Insurgent Iraq: Al Zarqawi and the New Generation

***** Insurgent Iraq: Al Zarqawi and the New Generation. By Loretta Napoleoni; published by Seven Stories Press, (Web); 288 pages; $15.95.

Not a day goes by when Western media fail to mention a new attack or insurgency in Iraq, Afghanistan, or elsewhere. Especially in Iraq, attacks have been substantial for so long that the current generation of Iraqi insurgents merits serious study by itself. Loretta Napoleoni does this well.

In December 2004, Osama bin Laden recognized Abu Mos’ab al Zarqawi as the head of al Qaeda in Iraq. Napoleoni explores al Zarqawi’s history and motivation, shedding light on the man known primarily for orchestrating and videotaping horrific beheadings.

Born in 1966, al Zarqawi was trouble from the start—a rebellious youth, a gang member, an inmate. His imprisonment is said to have initiated his radicalization to what he is today.

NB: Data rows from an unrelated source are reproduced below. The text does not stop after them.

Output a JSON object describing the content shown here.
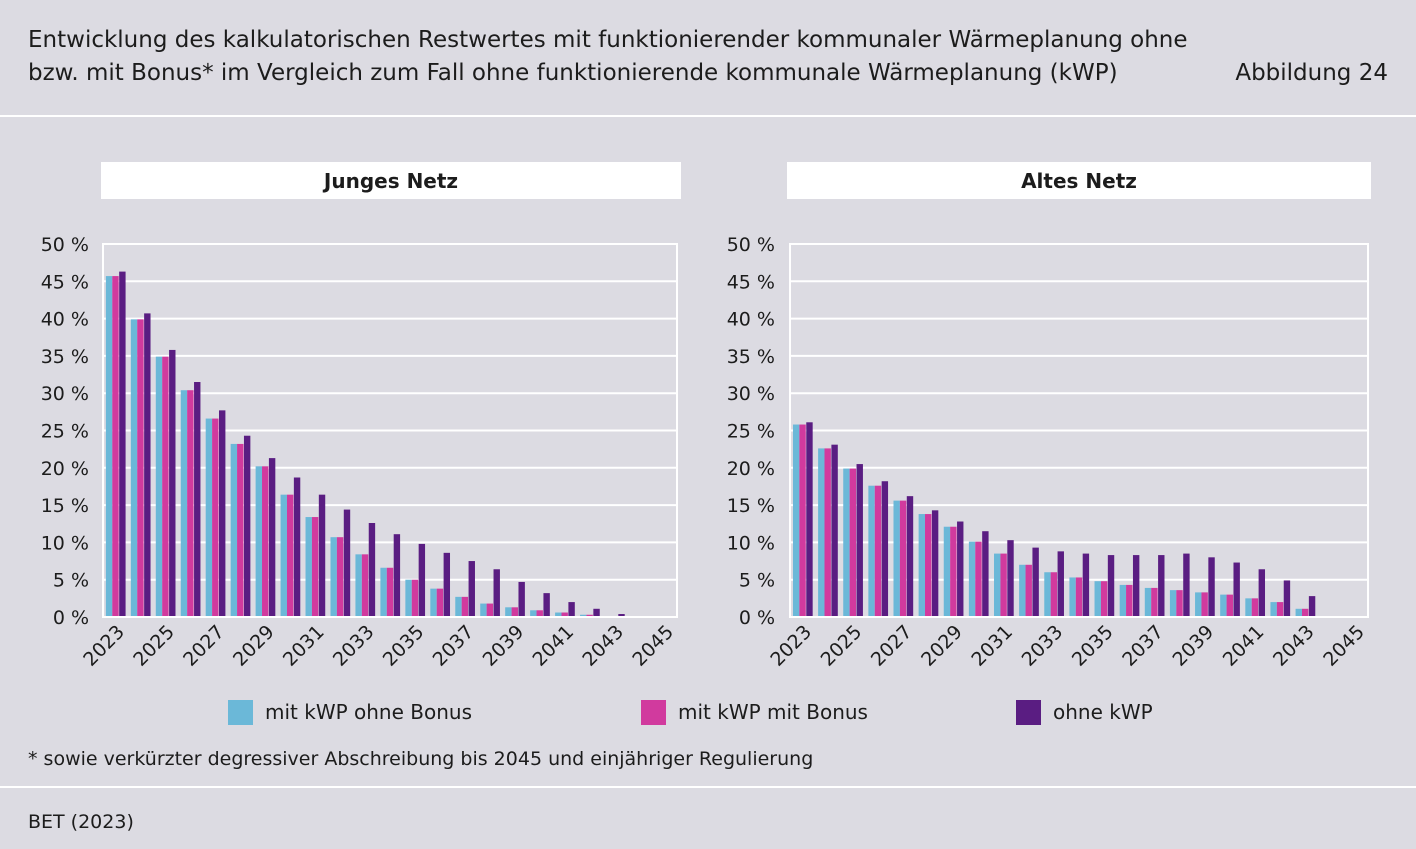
{
  "header": {
    "title_line1": "Entwicklung des kalkulatorischen Restwertes mit funktionierender kommunaler Wärmeplanung ohne",
    "title_line2": "bzw. mit Bonus* im Vergleich zum Fall ohne funktionierende kommunale Wärmeplanung (kWP)",
    "figure_label": "Abbildung 24"
  },
  "footnote": "* sowie verkürzter degressiver Abschreibung bis 2045 und einjähriger Regulierung",
  "source": "BET (2023)",
  "colors": {
    "mit_kwp_ohne_bonus": "#6bb8d8",
    "mit_kwp_mit_bonus": "#d13a9e",
    "ohne_kwp": "#5a1d82"
  },
  "legend": [
    {
      "label": "mit kWP ohne Bonus",
      "color": "#6bb8d8"
    },
    {
      "label": "mit kWP mit Bonus",
      "color": "#d13a9e"
    },
    {
      "label": "ohne kWP",
      "color": "#5a1d82"
    }
  ],
  "chart_data": [
    {
      "type": "bar",
      "title": "Junges Netz",
      "categories": [
        2023,
        2024,
        2025,
        2026,
        2027,
        2028,
        2029,
        2030,
        2031,
        2032,
        2033,
        2034,
        2035,
        2036,
        2037,
        2038,
        2039,
        2040,
        2041,
        2042,
        2043,
        2044,
        2045
      ],
      "x_tick_labels": [
        "2023",
        "2025",
        "2027",
        "2029",
        "2031",
        "2033",
        "2035",
        "2037",
        "2039",
        "2041",
        "2043",
        "2045"
      ],
      "ylim": [
        0,
        50
      ],
      "y_ticks": [
        "0 %",
        "5 %",
        "10 %",
        "15 %",
        "20 %",
        "25 %",
        "30 %",
        "35 %",
        "40 %",
        "45 %",
        "50 %"
      ],
      "grid": true,
      "series": [
        {
          "name": "mit kWP ohne Bonus",
          "values": [
            45.7,
            39.9,
            34.9,
            30.4,
            26.6,
            23.2,
            20.2,
            16.4,
            13.4,
            10.7,
            8.4,
            6.6,
            5.0,
            3.8,
            2.7,
            1.8,
            1.3,
            0.9,
            0.6,
            0.3,
            0.1,
            0,
            0
          ]
        },
        {
          "name": "mit kWP mit Bonus",
          "values": [
            45.7,
            39.9,
            34.9,
            30.4,
            26.6,
            23.2,
            20.2,
            16.4,
            13.4,
            10.7,
            8.4,
            6.6,
            5.0,
            3.8,
            2.7,
            1.8,
            1.3,
            0.9,
            0.6,
            0.3,
            0.1,
            0,
            0
          ]
        },
        {
          "name": "ohne kWP",
          "values": [
            46.3,
            40.7,
            35.8,
            31.5,
            27.7,
            24.3,
            21.3,
            18.7,
            16.4,
            14.4,
            12.6,
            11.1,
            9.8,
            8.6,
            7.5,
            6.4,
            4.7,
            3.2,
            2.0,
            1.1,
            0.4,
            0,
            0
          ]
        }
      ]
    },
    {
      "type": "bar",
      "title": "Altes Netz",
      "categories": [
        2023,
        2024,
        2025,
        2026,
        2027,
        2028,
        2029,
        2030,
        2031,
        2032,
        2033,
        2034,
        2035,
        2036,
        2037,
        2038,
        2039,
        2040,
        2041,
        2042,
        2043,
        2044,
        2045
      ],
      "x_tick_labels": [
        "2023",
        "2025",
        "2027",
        "2029",
        "2031",
        "2033",
        "2035",
        "2037",
        "2039",
        "2041",
        "2043",
        "2045"
      ],
      "ylim": [
        0,
        50
      ],
      "y_ticks": [
        "0 %",
        "5 %",
        "10 %",
        "15 %",
        "20 %",
        "25 %",
        "30 %",
        "35 %",
        "40 %",
        "45 %",
        "50 %"
      ],
      "grid": true,
      "series": [
        {
          "name": "mit kWP ohne Bonus",
          "values": [
            25.8,
            22.6,
            19.9,
            17.6,
            15.6,
            13.8,
            12.1,
            10.1,
            8.5,
            7.0,
            6.0,
            5.3,
            4.8,
            4.3,
            3.9,
            3.6,
            3.3,
            3.0,
            2.5,
            2.0,
            1.1,
            0.1,
            0
          ]
        },
        {
          "name": "mit kWP mit Bonus",
          "values": [
            25.8,
            22.6,
            19.9,
            17.6,
            15.6,
            13.8,
            12.1,
            10.1,
            8.5,
            7.0,
            6.0,
            5.3,
            4.8,
            4.3,
            3.9,
            3.6,
            3.3,
            3.0,
            2.5,
            2.0,
            1.1,
            0.1,
            0
          ]
        },
        {
          "name": "ohne kWP",
          "values": [
            26.1,
            23.1,
            20.5,
            18.2,
            16.2,
            14.3,
            12.8,
            11.5,
            10.3,
            9.3,
            8.8,
            8.5,
            8.3,
            8.3,
            8.3,
            8.5,
            8.0,
            7.3,
            6.4,
            4.9,
            2.8,
            0.1,
            0
          ]
        }
      ]
    }
  ]
}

Why is he such a powerful and well-known figure today, perhaps on the verge of eclipsing Osama bin Laden? Napoleoni suggests that Colin Powell’s 2003 speech to the United Nations about the connection between Saddam Hussein and bin Laden sparked his popularity. In fact, Napoleoni says, there was no link, and that bin Laden had a limited following in Iraq. Now, the more Western newspapers demonize al Zarqawi and exaggerate his exploits, the more popular he becomes. Some call him the Arab Zorro.

Although Napoleoni’s personal opinions seep through, Insurgent Iraq is an important piece of scholarship. The information is clear and well organized, and the discussion is excellent. A glossary, chronology, bibliography, and endnotes make this book a fine resource for security professionals with operations in Iraq or who are studying the Iraqi insurgency.

Reviewer: Adrian A. Barnie, CPP, CFE (Certified Fraud Examiner), is with the Anti-Money Laundering Unit of KeyBank in Cleveland, Ohio. He is a member of ASIS International.